Ein paar Regenschirmspitzen klickten auf den Bürgersteigen. Drehtüren wirbelten Gesprächsfetzen auf die Straße. Doch hätten die Zuschauer all diese Geräusche genommen und zu einem einzigen verrührt, so hätten sie dennoch nicht sonderlich viel gehört: Selbst wenn sie fluchten, taten sie es leise, ehrfürchtig. Sie fanden sich zu kleinen Gruppen zusammen – neben der Ampel an der Kreuzung Church und Dey Street, unter der Markise von Sam’s Barber Shop, im Eingang zu Charlie’s Audio, als dicht an dicht stehendes kleines Publikum am schmiedeeisernen Zaun um die St. Paul’s Chapel, im Gedränge vor den Schaufenstern des Woolworth Buildings. Anwälte. Liftboys. Ärzte. Putzfrauen. Köche. Diamantenhändler. Fischverkäufer. Huren in traurigen Jeans. Alle bestätigt durch die Anwesenheit der anderen. Stenografinnen. Börsenhändler. Lieferanten. Männer mit Reklametafeln. Zocker. Con Edison. AT&T. Wall Street.

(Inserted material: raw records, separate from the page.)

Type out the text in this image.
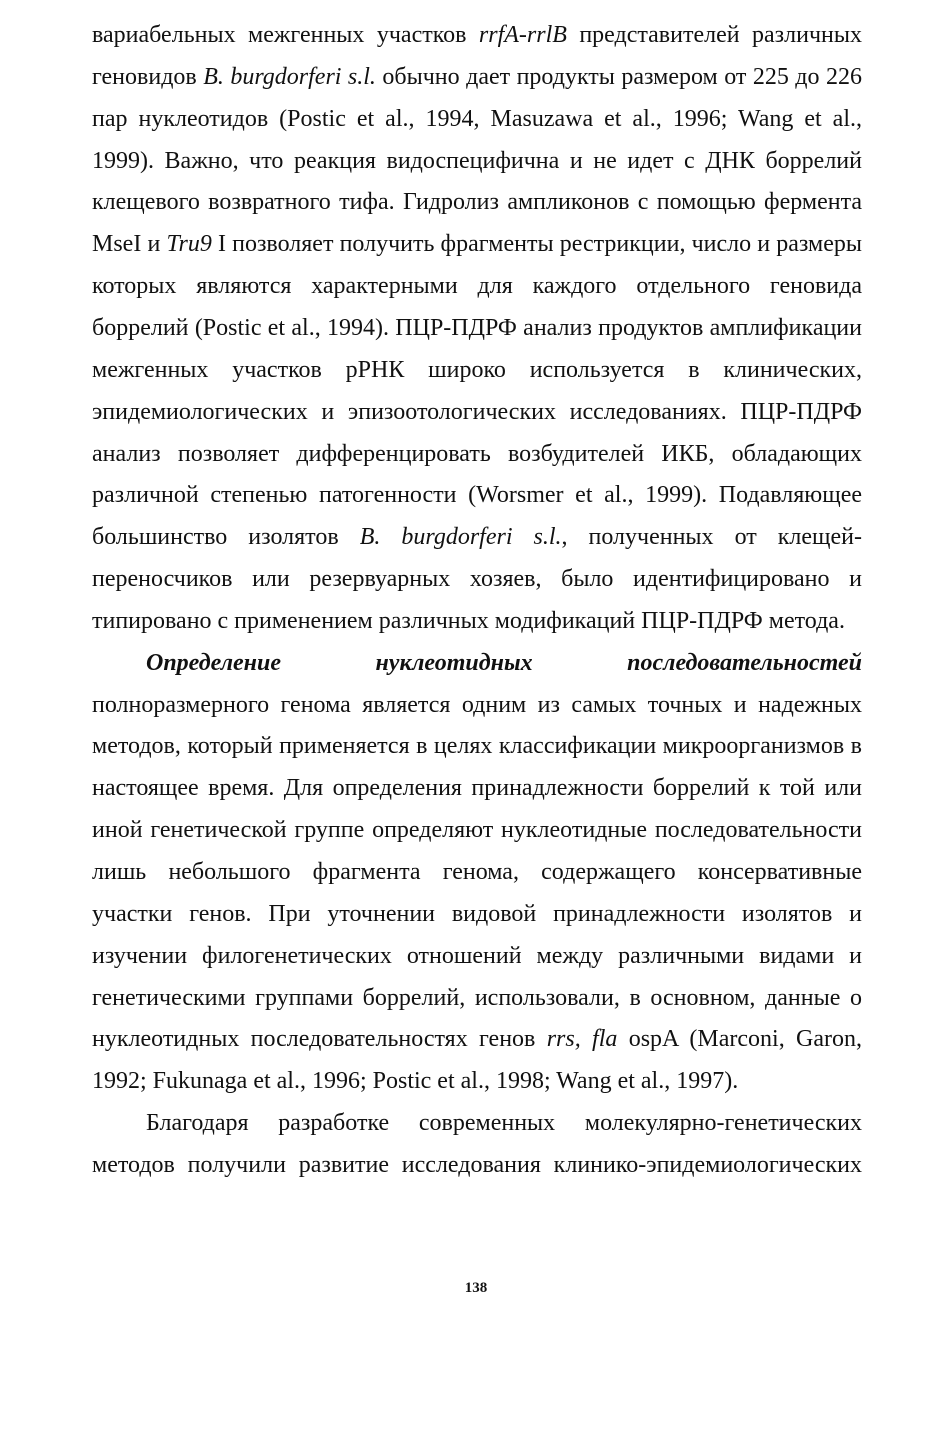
вариабельных межгенных участков rrfA-rrlB представителей различных
геновидов B. burgdorferi s.l. обычно дает продукты размером от 225 до 226
пар нуклеотидов (Postic et al., 1994, Masuzawa et al., 1996; Wang et al.,
1999). Важно, что реакция видоспецифична и не идет с ДНК боррелий
клещевого возвратного тифа. Гидролиз ампликонов с помощью фермента
MseI и Tru9 I позволяет получить фрагменты рестрикции, число и размеры
которых являются характерными для каждого отдельного геновида
боррелий (Postic et al., 1994). ПЦР-ПДРФ анализ продуктов амплификации
межгенных участков рРНК широко используется в клинических,
эпидемиологических и эпизоотологических исследованиях. ПЦР-ПДРФ
анализ позволяет дифференцировать возбудителей ИКБ, обладающих
различной степенью патогенности (Worsmer et al., 1999). Подавляющее
большинство изолятов B. burgdorferi s.l., полученных от клещей-
переносчиков или резервуарных хозяев, было идентифицировано и
типировано с применением различных модификаций ПЦР-ПДРФ метода.
Определение нуклеотидных последовательностей
полноразмерного генома является одним из самых точных и надежных
методов, который применяется в целях классификации микроорганизмов в
настоящее время. Для определения принадлежности боррелий к той или
иной генетической группе определяют нуклеотидные последовательности
лишь небольшого фрагмента генома, содержащего консервативные
участки генов. При уточнении видовой принадлежности изолятов и
изучении филогенетических отношений между различными видами и
генетическими группами боррелий, использовали, в основном, данные о
нуклеотидных последовательностях генов rrs, fla ospA (Marconi, Garon,
1992; Fukunaga et al., 1996; Postic et al., 1998; Wang et al., 1997).
Благодаря разработке современных молекулярно-генетических
методов получили развитие исследования клинико-эпидемиологических
138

Ein Mann vom Schlüsseldienst in seinem Lieferwagen an der Ecke Dey und Broadway. Ein Fahrradkurier, der in der West Street an einem Laternenpfahl lehnte. Ein Säufer mit rotem Gesicht, unterwegs zum ersten Drink des Tages. Sie sahen ihn von der Staten Island Ferry. Von den Fleischkühlhäusern an der West Side. Von den neuen Hochhäusern im Battery Park. Von den Frühstücksständen am Broadway. Von der Plaza am Fuß der Türme. Von den Türmen selbst. Natürlich gab es einige, die die ganze Aufregung ignorierten, die nichts damit zu tun haben wollten. Es war sieben Uhr siebenundvierzig, und sie dachten nur an ihren Schreibtisch, ihren Stift, ihr Telefon. Sie kamen aus U-Bahnhöfen, stiegen aus Limousinen und Bussen, überquerten mit zielstrebigen Schritten die Straße und verweigerten sich der Aussicht auf ein Spektakel. Wer die Tortur nicht ehrt, ist des Dollars nicht wert.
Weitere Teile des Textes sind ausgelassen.